The responses to this article seem almost to have been set up to reinforce Kevin’s point. It occurs to me that the pseudonymous discussions here amount to a sort of Academia Anonymous. In that other AA, it’s said that there are only two things we don’t like:1. The way things are.2. Change.”Race to the bottom” and “McDonal[d]ization” indeed. Despite the claim above, I don’t really think it’s true that “contempt for academics is pretty much universal across the general population.” But the general population has seen higher education’s cost rise exponentially, even while it’s ballyhooed as the only way to avoid consignment to the underclass.Elitism is not excellence. Efficiency is not shoddiness.

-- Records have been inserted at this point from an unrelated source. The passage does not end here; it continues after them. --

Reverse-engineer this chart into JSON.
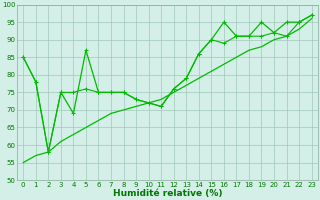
{
  "xlabel": "Humidité relative (%)",
  "bg_color": "#d4eee8",
  "grid_color": "#a0c8b8",
  "line_color": "#00bb00",
  "x_values": [
    0,
    1,
    2,
    3,
    4,
    5,
    6,
    7,
    8,
    9,
    10,
    11,
    12,
    13,
    14,
    15,
    16,
    17,
    18,
    19,
    20,
    21,
    22,
    23
  ],
  "y_main": [
    85,
    78,
    58,
    75,
    69,
    87,
    75,
    75,
    75,
    73,
    72,
    71,
    76,
    79,
    86,
    90,
    95,
    91,
    91,
    95,
    92,
    95,
    95,
    97
  ],
  "y_line2": [
    85,
    78,
    58,
    75,
    75,
    76,
    75,
    75,
    75,
    73,
    72,
    71,
    76,
    79,
    86,
    90,
    89,
    91,
    91,
    91,
    92,
    91,
    95,
    97
  ],
  "y_trend": [
    55,
    57,
    58,
    61,
    63,
    65,
    67,
    69,
    70,
    71,
    72,
    73,
    75,
    77,
    79,
    81,
    83,
    85,
    87,
    88,
    90,
    91,
    93,
    96
  ],
  "ylim": [
    50,
    100
  ],
  "xlim": [
    -0.5,
    23.5
  ],
  "yticks": [
    50,
    55,
    60,
    65,
    70,
    75,
    80,
    85,
    90,
    95,
    100
  ],
  "xticks": [
    0,
    1,
    2,
    3,
    4,
    5,
    6,
    7,
    8,
    9,
    10,
    11,
    12,
    13,
    14,
    15,
    16,
    17,
    18,
    19,
    20,
    21,
    22,
    23
  ],
  "tick_color": "#007700",
  "xlabel_color": "#007700",
  "xlabel_fontsize": 6.5,
  "tick_fontsize": 5.0
}
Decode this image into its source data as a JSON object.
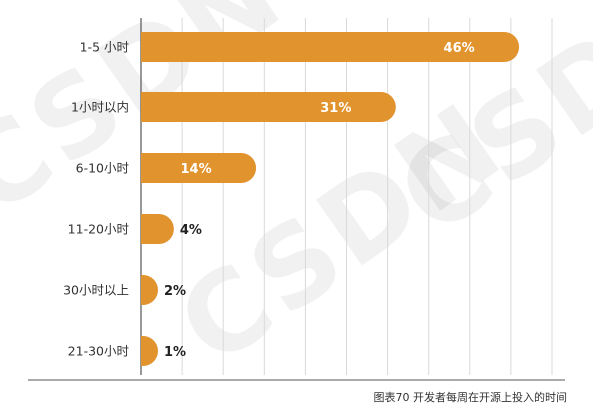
{
  "chart_data": {
    "type": "bar",
    "orientation": "horizontal",
    "categories": [
      "1-5 小时",
      "1小时以内",
      "6-10小时",
      "11-20小时",
      "30小时以上",
      "21-30小时"
    ],
    "values": [
      46,
      31,
      14,
      4,
      2,
      1
    ],
    "value_labels": [
      "46%",
      "31%",
      "14%",
      "4%",
      "2%",
      "1%"
    ],
    "xlim": [
      0,
      50
    ],
    "vertical_grid": true,
    "bar_color": "#E1932E",
    "title": "",
    "xlabel": "",
    "ylabel": ""
  },
  "caption": "图表70  开发者每周在开源上投入的时间",
  "watermark": "CSDN"
}
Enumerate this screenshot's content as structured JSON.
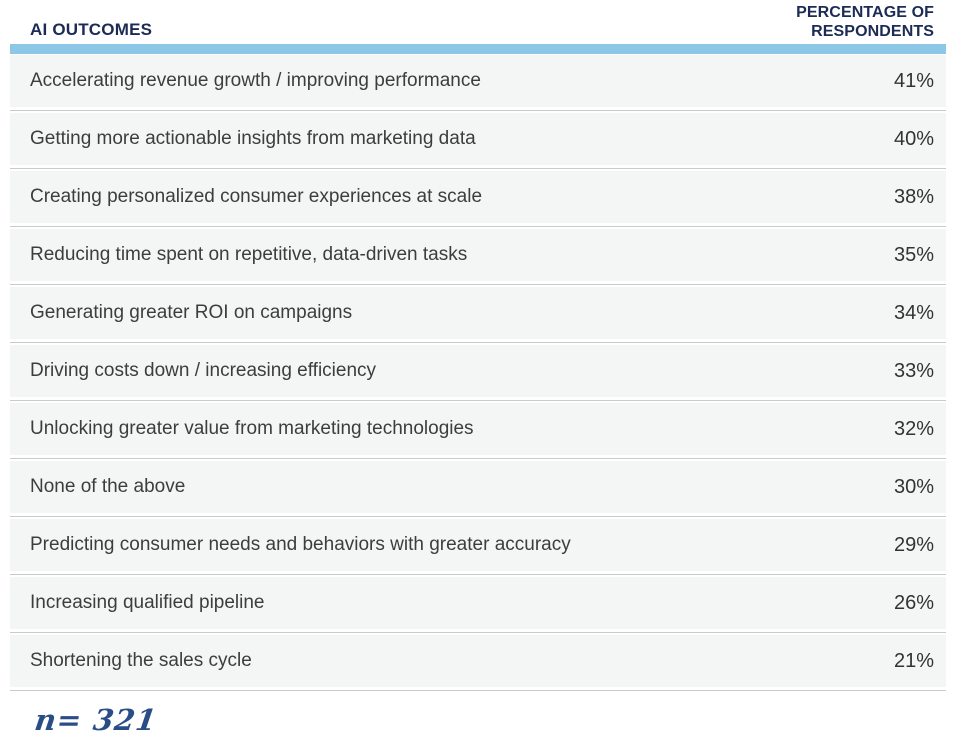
{
  "table": {
    "outcome_header": "AI OUTCOMES",
    "pct_header_line1": "PERCENTAGE OF",
    "pct_header_line2": "RESPONDENTS",
    "rows": [
      {
        "label": "Accelerating revenue growth / improving performance",
        "value": "41%"
      },
      {
        "label": "Getting more actionable insights from marketing data",
        "value": "40%"
      },
      {
        "label": "Creating personalized consumer experiences at scale",
        "value": "38%"
      },
      {
        "label": "Reducing time spent on repetitive, data-driven tasks",
        "value": "35%"
      },
      {
        "label": "Generating greater ROI on campaigns",
        "value": "34%"
      },
      {
        "label": "Driving costs down / increasing efficiency",
        "value": "33%"
      },
      {
        "label": "Unlocking greater value from marketing technologies",
        "value": "32%"
      },
      {
        "label": "None of the above",
        "value": "30%"
      },
      {
        "label": "Predicting consumer needs and behaviors with greater accuracy",
        "value": "29%"
      },
      {
        "label": "Increasing qualified pipeline",
        "value": "26%"
      },
      {
        "label": "Shortening the sales cycle",
        "value": "21%"
      }
    ]
  },
  "footer": {
    "sample_note": "n= 321"
  },
  "colors": {
    "header_navy": "#1c2b55",
    "accent_bar_blue": "#8cc7e6",
    "row_background": "#f4f5f5",
    "row_separator": "#c9cbcb",
    "row_text": "#3d3d3d",
    "footnote_blue": "#2b4d87"
  },
  "chart_data": {
    "type": "table",
    "title": "AI OUTCOMES",
    "value_column": "PERCENTAGE OF RESPONDENTS",
    "categories": [
      "Accelerating revenue growth / improving performance",
      "Getting more actionable insights from marketing data",
      "Creating personalized consumer experiences at scale",
      "Reducing time spent on repetitive, data-driven tasks",
      "Generating greater ROI on campaigns",
      "Driving costs down / increasing efficiency",
      "Unlocking greater value from marketing technologies",
      "None of the above",
      "Predicting consumer needs and behaviors with greater accuracy",
      "Increasing qualified pipeline",
      "Shortening the sales cycle"
    ],
    "values": [
      41,
      40,
      38,
      35,
      34,
      33,
      32,
      30,
      29,
      26,
      21
    ],
    "sample_size": 321
  }
}
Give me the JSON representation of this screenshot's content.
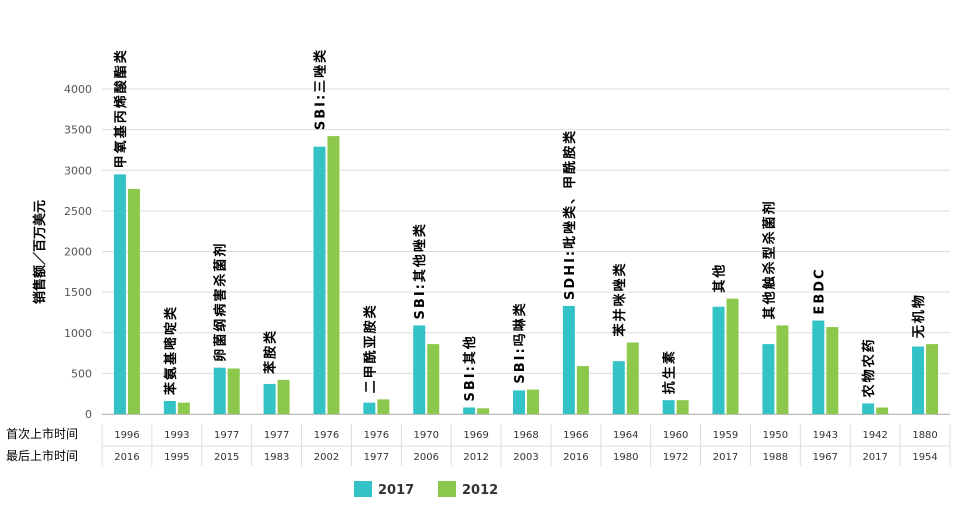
{
  "chart_data": {
    "type": "bar",
    "ylabel": "销售额／百万美元",
    "ylim": [
      0,
      4000
    ],
    "yticks": [
      0,
      500,
      1000,
      1500,
      2000,
      2500,
      3000,
      3500,
      4000
    ],
    "grid": true,
    "legend_position": "bottom",
    "categories": [
      "甲氧基丙烯酸酯类",
      "苯氨基嘧啶类",
      "卵菌纲病害杀菌剂",
      "苯胺类",
      "SBI:三唑类",
      "二甲酰亚胺类",
      "SBI:其他唑类",
      "SBI:其他",
      "SBI:吗啉类",
      "SDHI:吡唑类、甲酰胺类",
      "苯并咪唑类",
      "抗生素",
      "其他",
      "其他触杀型杀菌剂",
      "EBDC",
      "农物农药",
      "无机物"
    ],
    "series": [
      {
        "name": "2017",
        "color": "#33c3c7",
        "values": [
          2950,
          160,
          570,
          370,
          3290,
          140,
          1090,
          80,
          290,
          1330,
          650,
          170,
          1320,
          860,
          1150,
          130,
          830
        ]
      },
      {
        "name": "2012",
        "color": "#8cc84b",
        "values": [
          2770,
          140,
          560,
          420,
          3420,
          180,
          860,
          70,
          300,
          590,
          880,
          170,
          1420,
          1090,
          1070,
          80,
          860
        ]
      }
    ],
    "row_labels": {
      "first": "首次上市时间",
      "last": "最后上市时间"
    },
    "first_launch": [
      "1996",
      "1993",
      "1977",
      "1977",
      "1976",
      "1976",
      "1970",
      "1969",
      "1968",
      "1966",
      "1964",
      "1960",
      "1959",
      "1950",
      "1943",
      "1942",
      "1880"
    ],
    "last_launch": [
      "2016",
      "1995",
      "2015",
      "1983",
      "2002",
      "1977",
      "2006",
      "2012",
      "2003",
      "2016",
      "1980",
      "1972",
      "2017",
      "1988",
      "1967",
      "2017",
      "1954"
    ],
    "legend": [
      "2017",
      "2012"
    ],
    "grid_color": "#dddddd"
  }
}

nordicexpat - May 28, 2010 at 10:51 am

Ok Dank48,Have you actually designed any elearning courses? Because I have, so I have a pretty good idea where they work and where they don’t. Admittedly, my reference to McDonaldization was a bit far-fetched, but I do think the logic of the agenda behind NCAT’s (and Carey’s) scheme leads that way for the reasons I gave. It is not going to be cost-efficient for each university to devise its own elearning courses; it would, however, be so if they purchased them from an outside source (which would guarentee more standardization, which is what Carey has been pushing for some time now). I am also fully aware of the cost of higher education, but, if you followed the link above that I provided concerning the price of elearning in the so-called real world, you would find that academia is actually far more efficient than the private sector, where the cost per hour for elearning is much higher than most universities would be willing to spend. As I also said in the post, a lot of intro courses are now being taught by adjuncts getting roughly $2000 per course, without benefits. So it could be argued that the actual costs per teaching hour has been going down, even though tuition has been going up. (and ask yourself: has the tuition at the institutions running these pilot programs gone up or down. I suspect I know the answer).About contempt for academics. Well. Again, maybe overstated, but . . . And NCAT was rather cavalier about faculty members. One complained that their initiative was counter to academic freedom. NCAT was “surprised,” because they didn’t think teachers had any. But, the teacher was reassigned somewhere else, so no problem. Maybe contempt is too strong a word, but it doesn’t exactly demonstrate respect, either.